If you were listening to Datebook yesterday, you heard about some troubles faced by Dakotans during the depression. Drought wreaked havoc on the Dakotas, causing crops to fail, sprits to drop, and problems to occur.

But amidst all the grief, there is always hope. Robert Hunke, a “true pioneer” of Richardton for the past 53 years, was one of those who spread the hope. In the midst of drought and trouble, he said “This country can and will come back, better than ever.”

Surely many Dakotans felt better, at the very least, for they were able to talk to and show their troubles to President Franklin Delano Roosevelt, who had arrived in Bismarck so he could be filled in on the situation. Representatives from other counties arrived on the scene to represent all parts of the state.

Meanwhile, FDR was accompanied by federal agents and a swarm of newspapermen, here to “view with him the effects of drought and blistering sun on a parched land.”

The drought was far-reaching, but some smaller, local crops survived the heat. F. W. Braun, of the Pleasant Valley garden, brought in some of his corn and melons. The corn was “near to average” in height, and of good color. However, part of that flourish probably came from Braun’s use of “artificial” watering on his crop.

And Robert Stading, from a bit away from Antelope, brought in some melons, a cross between cantelope and muskmelon; one was 18 inches in diameter and three pounds in weight. Stading said that on one vine, he had grown about two dozen melons. Of course, everything else he was growing on his 800-acre farm had been destroyed by grasshoppers.

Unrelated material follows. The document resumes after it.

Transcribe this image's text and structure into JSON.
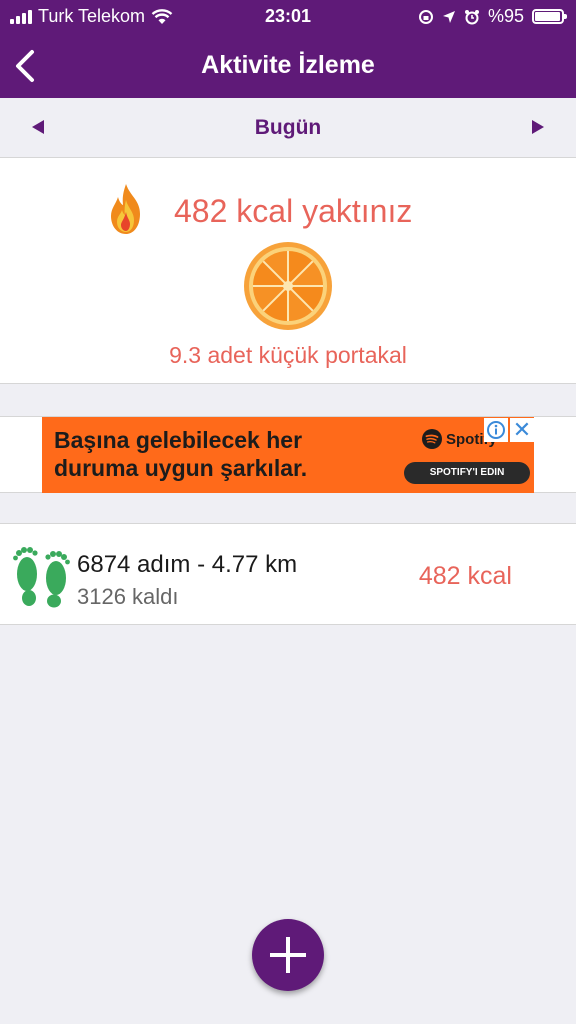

Yet his melons, and a second planting, were doing very well.

Also, on this day, John Lish, the sheriff in Dickinson, was growing a bumper crop of cucumbers at his home in town, cucumbers of which the town was really taking notice. The paper reported that “‘Johnnie’ has raised some of the finest future dill pickles ever grown here in the backyard garden of his home, 43 Second Avenue West.” However, the paper cautioned, “Anyone having designs on a dozen or so, however, by way of the back fence, will do well to remember that the grower is also sheriff.”

These Dakotans showed there’s always hope—even in the midst of depression.